Crise en Syrie : nous sommes prêts à doubler notre aide d'urgence

31 mars 2015
Crise en Syrie : nous sommes prêts à doubler notre aide d'urgence
© Eda / S. Suna

Déclaration du Président du CICR, Peter Maurer Troisième Conférence d'annonces de contributions pour la Syrie, Koweït, 31 mars 2015

Votre Altesse Cheikh Sabah Al-Ahmed Al-Jaber Al-Sabah, Monsieur le Secrétaire général, Excellences, Mesdames et Messieurs,

J'ai l'honneur de m'adresser à vous au nom du Mouvement international de la Croix-Rouge et du Croissant-Rouge, qui se compose des Sociétés nationales, de la Fédération internationale des Sociétés de la Croix-Rouge et du Croissant-Rouge et du Comité international de la Croix-Rouge.

Alors que la crise syrienne entre dans sa cinquième année, il est difficile de se montrer optimiste.

Les chiffres des souffrances infligées à la population sont connus et effarants – plus de 200 000 morts, un million de blessés et près de quatre millions de Syriens partis chercher refuge dans les pays voisins, qui ploient sous ce fardeau économique et social supplémentaire.

Les règles qui protègent ceux qui ne participent pas aux combats sont régulièrement bafouées. Des hôpitaux subissent des attaques, des civils sont pris pour cible et les personnes vulnérables censées être spécialement protégées par le droit sont souvent les principales victimes.

C'est une crise régionale d'une ampleur sans précédent.

S'il y a cinq ans la Syrie était un pays à revenu moyen qui faisait face à des perturbations passagères, elle se trouve aujourd'hui durablement dans l'impossibilité de fournir des services essentiels à une population appauvrie dans ce qui est désormais un conflit de longue durée.

Les perturbations passagères se sont muées en défaillances systémiques : aujourd'hui, des millions de personnes n'ont pas accès aux soins médicaux, à l'eau, à la nourriture, aux de services d'assainissement et à un logement.

Mais des lueurs d'espoir pointent parfois au milieu de toute cette désolation.

Notre bureau de Damas a reçu récemment de l'unique hôpital pédiatrique encore opérationnel dans l'est d'Alep un courriel avec des photos montrant des nouveau-nés installés bien au chaud dans des incubateurs.

Si ces incubateurs fonctionnent, c'est parce que les équipes du CICR, conjointement avec les volontaires du Croissant-Rouge arabe syrien, ont pu franchir les lignes de front pour acheminer un groupe électrogène jusqu'à l'hôpital.

Un petit succès, obtenu grâce à notre capacité à négocier, en tant qu'acteurs humanitaires neutres, un passage en toute sécurité à certains endroits.

L'an dernier, le CICR et le Croissant-Rouge arabe syrien ont pu doubler le nombre de passages à travers les lignes de front.

Mais comment pérenniser ces modestes succès, vu les besoins croissants et les obstacles auxquels nous continuons de nous heurter pour atteindre ceux qui ont besoin d'aide ?

Je crains que les ressources et la patience des Syriens, des communautés d'accueil et des gouvernements de la région ne soient sur le point d'être épuisées.
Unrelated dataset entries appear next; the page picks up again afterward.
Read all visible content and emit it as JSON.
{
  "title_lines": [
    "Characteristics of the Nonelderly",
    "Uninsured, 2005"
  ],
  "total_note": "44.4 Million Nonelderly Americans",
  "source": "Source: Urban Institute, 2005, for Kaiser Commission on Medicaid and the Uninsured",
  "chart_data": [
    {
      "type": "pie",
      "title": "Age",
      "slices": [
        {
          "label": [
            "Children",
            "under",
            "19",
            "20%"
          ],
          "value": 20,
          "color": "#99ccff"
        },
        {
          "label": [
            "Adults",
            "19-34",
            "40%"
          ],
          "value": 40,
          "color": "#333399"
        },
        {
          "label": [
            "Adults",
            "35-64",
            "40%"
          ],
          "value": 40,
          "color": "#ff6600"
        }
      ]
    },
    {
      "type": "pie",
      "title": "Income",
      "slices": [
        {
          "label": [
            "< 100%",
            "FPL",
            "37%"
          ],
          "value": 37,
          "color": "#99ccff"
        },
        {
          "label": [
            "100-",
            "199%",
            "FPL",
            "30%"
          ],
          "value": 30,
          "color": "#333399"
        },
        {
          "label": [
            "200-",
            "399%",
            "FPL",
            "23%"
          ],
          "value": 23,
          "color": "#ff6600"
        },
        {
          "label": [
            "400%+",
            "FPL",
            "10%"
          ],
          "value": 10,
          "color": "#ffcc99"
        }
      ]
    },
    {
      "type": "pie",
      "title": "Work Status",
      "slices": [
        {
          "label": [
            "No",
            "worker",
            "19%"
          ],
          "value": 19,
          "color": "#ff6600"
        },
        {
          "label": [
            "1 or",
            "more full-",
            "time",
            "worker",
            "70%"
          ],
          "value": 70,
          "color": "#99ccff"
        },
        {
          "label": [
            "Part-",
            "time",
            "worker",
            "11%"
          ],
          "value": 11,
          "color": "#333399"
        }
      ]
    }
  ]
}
Nous savons que ce conflit se prolongera et que les réfugiés syriens ne sont pas près de rentrer chez eux.

Il faudra compter au moins cinq autres années d'intenses efforts humanitaires, même si – dans le meilleur des cas – des progrès tangibles et immédiats sont réalisés aujourd'hui pour parvenir à une solution politique négociée.

Il y a une année, je me suis exprimé ici même pour souligner le fait que le manque d'accès était un facteur encore plus critique que le manque d'argent. Aujourd'hui, en dépit d'un environnement extrêmement difficile, nous avons fait des progrès côté accès : nous avons su gagner la confiance de toutes les parties et étendre notre capacité opérationnelle dans le pays et la région.

Avec votre aide, le Mouvement international de la Croix-Rouge et du Croissant-Rouge est prêt à doubler les activités déjà intenses qu'il mène pour faire face à la crise en Syrie et dans la région.

Votre Altesse, ce conflit est brutal et sans répit.

Il faut un changement de cap.

Il faut que le droit international humanitaire, qui fait la distinction entre les combattants et les personnes qui ne participent pas aux hostilités, soit mieux respecté.

Il faut davantage d'espace pour une action humanitaire neutre, impartiale et indépendante.

Il faut que les personnes vulnérables et les services médicaux soient protégés. Et il faut aussi que les acteurs humanitaires puissent faire leur travail en toute sécurité.

Je demande à tous ceux qui sont à même d'exercer une influence sur les parties au conflit de tout faire pour que ces règles vitales soient respectées.

Au nom du Mouvement international de la Croix-Rouge et du Croissant-Rouge, je vous remercie de votre soutien.